In the end, I voted for Nader. I think that had I lived in Oregon, or Florida, or somewhere else with a close election, I would’ve held my nose and voted for Gore. But I’m not sure.
Here’s my big question: given the 2000 election, how is the Democratic party likely to treat leftist issues in 2004? I can see two main responses:
- Those fuckers cost us the 2000 election – no way are we gonna listen to them now!
- We lost the 2000 election because we alienated so many potential voters. Let’s look at their issues this time around, see if we can’t prevent a repeat of the 2000 election.
I’m obviously hoping for #2: I’m hoping that the Democratic party will be terrified of repeating the 2000 election, and will pay more attention to retaining the energy of its left-wing constituents this go-round. But I don’t know whether that’ll be the outcome.
Daniel
Mand: yeah, yeah, yeah, so substitute “those who voted” for “American” in my earlier post. Any statitistician, though will tell you the % who voted is a “significant sample”.

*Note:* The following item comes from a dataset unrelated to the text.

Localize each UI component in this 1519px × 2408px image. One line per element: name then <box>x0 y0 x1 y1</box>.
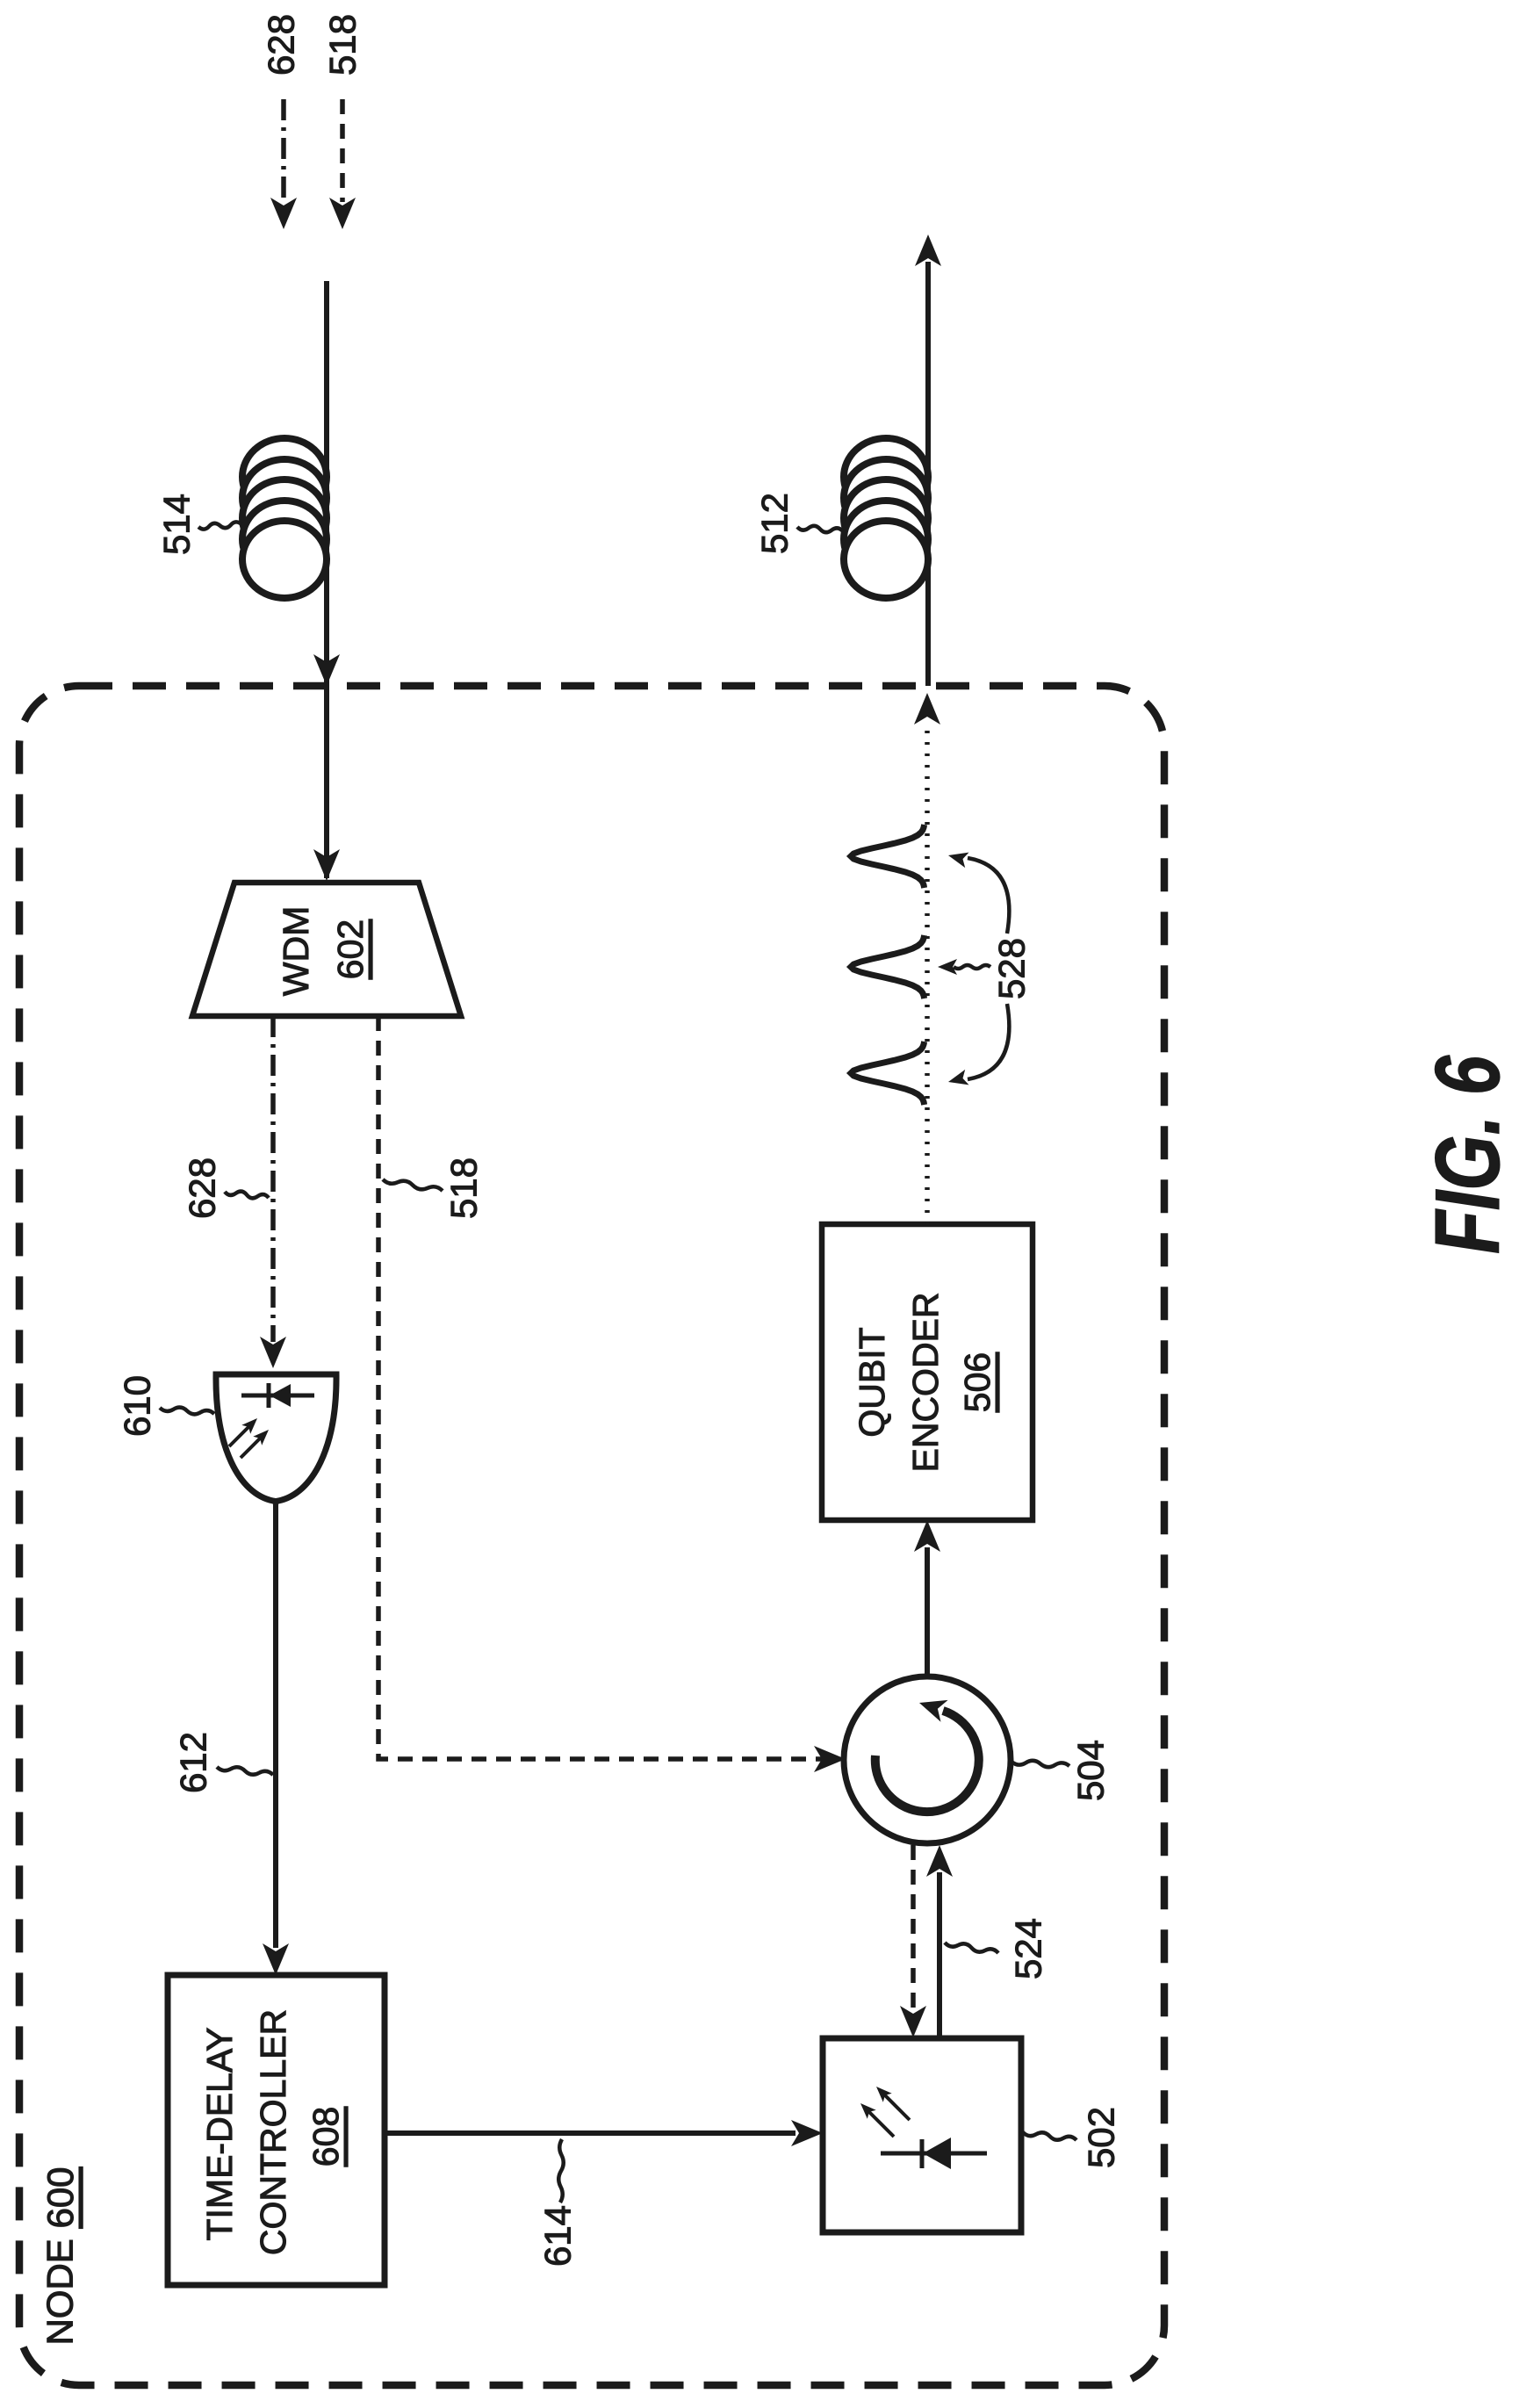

DKW: I’m probably an idiot for even responding to your post, but you gotta let go of this “Gore won the election” crap. Every major news outfit went down to FL and did their own recount, and THEY ALL affirmed that Bush would’ve gotten more votes had there been time to recount.
Back to the OP, I do remember telling all my Democratic friends that they should vote for Nader. I figured that was worth more than my vote for Bush.
Actually, Snopes is your friend. According to them it is undetermined whether this ever happened, in their words:
Actually, I was referring (now that I’ve reviewed who said what) to black455, who claimed “I live in Ohio, and . . . [t]here was no way in hell Gore was gonna win my state.” This is clearly false. Ohio was close even with Nader in the race, and would have been very close indeed without Nader. Ohio was a very competitive race, and it’s nonsence to claim otherwise.
I don’t remember Gore ever explicitly saying “A vote for Nader being a vote for Bush”, himself. The most noteworthy aspect of Gore’s campaign against Nader was the absence of it–he barely even acknowledged that Nader was in the race. He was campaigning for himself all day, every day for months, so it wouldn’t have hurt him to take a little time out of telling us why we should vote for him instead of Bush to tell us why we should vote for him instead of Nader. The message I was left with was that we didn’t need a reason.
He ignored the challenge, and the message from the Democratic side (which is only nominally distinguishable from the Gore campaign) was that, in fact, a vote for Nader was a vote for Bush. I think that if he had engaged Nader, he might have won some respect and gotten some of those votes back. Instead, he chose to keep from giving people the idea that Nader was a legitimate candidate. He took a gamble, and he lost.